Saudi, Iran Foreign Ministers In Ramadan Call, Agree To Meet Soon | Al Jazeera 

The Saudi Arabian and Iranian foreign ministers spoke by phone to mark the beginning of Ramadan and have agreed to meet “soon” to start the process of re-opening embassies and consulates, according to Saudi Arabia’s foreign affairs ministry. The Saudi foreign minister, Prince Faisal bin Farhan Al Saud, had a call with his counterpart Hossein Amir-Abdollahian and the pair “exchanged greetings and congratulations on the occasion of the holy month of Ramadan”, which begins on Thursday in both countries, the ministry said. “The two ministers agreed to hold a bilateral meeting soon, to pave the way for the reopening of embassies and consulates between the two countries,” the Saudi Arabian foreign ministry said in a statement on Twitter.  

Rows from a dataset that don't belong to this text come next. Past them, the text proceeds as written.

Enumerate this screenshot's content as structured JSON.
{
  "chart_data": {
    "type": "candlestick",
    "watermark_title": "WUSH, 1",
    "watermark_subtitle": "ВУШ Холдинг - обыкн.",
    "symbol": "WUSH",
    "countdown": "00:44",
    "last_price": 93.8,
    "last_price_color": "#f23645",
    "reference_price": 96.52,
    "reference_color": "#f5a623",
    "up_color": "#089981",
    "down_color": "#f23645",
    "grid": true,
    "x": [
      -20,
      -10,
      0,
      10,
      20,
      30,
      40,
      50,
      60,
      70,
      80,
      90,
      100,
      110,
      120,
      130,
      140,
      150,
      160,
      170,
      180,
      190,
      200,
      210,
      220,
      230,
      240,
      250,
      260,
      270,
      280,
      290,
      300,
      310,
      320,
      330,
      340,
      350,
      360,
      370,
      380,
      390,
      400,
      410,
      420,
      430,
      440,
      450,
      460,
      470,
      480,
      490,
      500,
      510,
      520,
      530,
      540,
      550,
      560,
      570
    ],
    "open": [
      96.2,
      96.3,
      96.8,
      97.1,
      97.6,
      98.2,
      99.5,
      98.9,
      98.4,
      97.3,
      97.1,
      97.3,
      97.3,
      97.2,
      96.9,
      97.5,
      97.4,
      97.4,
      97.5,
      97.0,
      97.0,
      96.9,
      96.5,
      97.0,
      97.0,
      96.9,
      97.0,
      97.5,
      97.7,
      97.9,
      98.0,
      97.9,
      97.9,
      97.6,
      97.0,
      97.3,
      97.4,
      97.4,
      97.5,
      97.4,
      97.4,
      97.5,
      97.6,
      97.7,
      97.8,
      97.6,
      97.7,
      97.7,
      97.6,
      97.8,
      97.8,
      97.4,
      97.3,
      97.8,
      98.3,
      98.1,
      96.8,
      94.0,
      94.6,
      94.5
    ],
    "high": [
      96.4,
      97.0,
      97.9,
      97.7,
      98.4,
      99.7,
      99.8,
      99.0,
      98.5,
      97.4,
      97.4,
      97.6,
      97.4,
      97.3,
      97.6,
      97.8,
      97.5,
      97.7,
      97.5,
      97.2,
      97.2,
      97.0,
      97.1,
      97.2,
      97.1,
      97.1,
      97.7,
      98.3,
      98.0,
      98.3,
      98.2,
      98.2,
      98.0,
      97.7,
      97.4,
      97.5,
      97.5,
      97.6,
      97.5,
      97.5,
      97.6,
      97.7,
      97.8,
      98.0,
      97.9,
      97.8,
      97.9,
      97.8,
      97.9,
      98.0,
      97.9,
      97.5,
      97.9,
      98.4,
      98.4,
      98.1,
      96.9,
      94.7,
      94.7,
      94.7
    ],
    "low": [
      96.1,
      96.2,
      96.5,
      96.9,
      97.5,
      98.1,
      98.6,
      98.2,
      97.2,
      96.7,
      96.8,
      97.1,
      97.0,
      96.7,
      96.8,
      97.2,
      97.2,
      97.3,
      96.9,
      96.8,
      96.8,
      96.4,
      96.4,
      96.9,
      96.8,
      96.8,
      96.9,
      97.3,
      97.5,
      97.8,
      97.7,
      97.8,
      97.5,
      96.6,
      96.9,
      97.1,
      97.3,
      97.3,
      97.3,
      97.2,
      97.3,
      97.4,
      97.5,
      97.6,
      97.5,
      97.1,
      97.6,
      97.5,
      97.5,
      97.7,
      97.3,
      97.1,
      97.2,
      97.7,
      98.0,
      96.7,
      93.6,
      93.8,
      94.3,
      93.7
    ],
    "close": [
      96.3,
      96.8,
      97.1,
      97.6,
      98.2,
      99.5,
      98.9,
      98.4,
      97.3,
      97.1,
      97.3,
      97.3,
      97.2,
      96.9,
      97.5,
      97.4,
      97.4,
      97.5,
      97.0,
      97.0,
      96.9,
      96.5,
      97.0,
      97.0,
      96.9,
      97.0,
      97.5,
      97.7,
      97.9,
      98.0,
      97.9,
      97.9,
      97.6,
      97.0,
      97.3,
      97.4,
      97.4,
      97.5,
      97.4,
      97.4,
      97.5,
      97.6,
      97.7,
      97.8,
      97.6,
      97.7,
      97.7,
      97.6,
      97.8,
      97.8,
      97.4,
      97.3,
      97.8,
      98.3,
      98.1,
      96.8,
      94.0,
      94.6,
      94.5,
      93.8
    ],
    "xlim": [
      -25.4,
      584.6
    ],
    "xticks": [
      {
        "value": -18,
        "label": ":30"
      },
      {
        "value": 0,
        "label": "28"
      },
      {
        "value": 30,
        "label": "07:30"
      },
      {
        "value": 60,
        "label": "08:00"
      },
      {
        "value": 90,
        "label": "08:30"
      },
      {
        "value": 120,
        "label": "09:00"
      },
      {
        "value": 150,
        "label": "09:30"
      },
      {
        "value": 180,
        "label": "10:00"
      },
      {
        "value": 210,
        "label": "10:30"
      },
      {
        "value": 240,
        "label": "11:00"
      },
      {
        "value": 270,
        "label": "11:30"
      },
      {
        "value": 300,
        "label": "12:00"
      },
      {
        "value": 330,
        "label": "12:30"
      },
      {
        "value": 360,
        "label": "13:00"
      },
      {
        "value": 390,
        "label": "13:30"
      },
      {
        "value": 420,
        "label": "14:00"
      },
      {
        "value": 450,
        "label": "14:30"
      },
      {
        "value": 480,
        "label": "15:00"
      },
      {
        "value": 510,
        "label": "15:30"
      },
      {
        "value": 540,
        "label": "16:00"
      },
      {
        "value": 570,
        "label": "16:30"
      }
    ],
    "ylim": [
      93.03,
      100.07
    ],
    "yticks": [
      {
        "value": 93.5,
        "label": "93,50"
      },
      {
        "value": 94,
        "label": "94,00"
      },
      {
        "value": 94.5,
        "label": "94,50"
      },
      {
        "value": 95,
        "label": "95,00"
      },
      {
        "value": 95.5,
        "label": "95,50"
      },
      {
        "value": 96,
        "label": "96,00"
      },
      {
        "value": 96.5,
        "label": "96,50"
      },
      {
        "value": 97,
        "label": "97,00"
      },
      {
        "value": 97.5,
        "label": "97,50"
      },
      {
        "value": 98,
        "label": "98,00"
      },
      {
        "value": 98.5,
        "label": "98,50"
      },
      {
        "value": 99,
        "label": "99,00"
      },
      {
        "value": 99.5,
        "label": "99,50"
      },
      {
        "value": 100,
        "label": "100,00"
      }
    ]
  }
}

Former Iran Hostages Are Divided On Jimmy Carter And A Sabotage Claim | New York Times

They are the last survivors of an international crisis that hobbled Jimmy Carter’s presidency and may have cost him re-election. Many are now in their 80s. With the former president gravely ill in hospice care, some of the 52 Americans who were held hostage in Iran for 444 days are looking back on Mr. Carter’s legacy with a mix of frustration, sadness and gratitude. Many feel neglected by the government, which has paid them only about a quarter of the $4.4 million that they were each promised by Congress in 2015, after decades of lobbying for compensation, said their lawyer, V. Thomas Lankford. Some endured physical and mental abuse, including mock executions, during the hostage crisis. About half have died. Last week, their ordeal was thrust back into the news with the account of a covert effort to delay their release until after the 1980 presidential election in a bid to help the campaign of Mr. Carter’s Republican challenger, Ronald Reagan.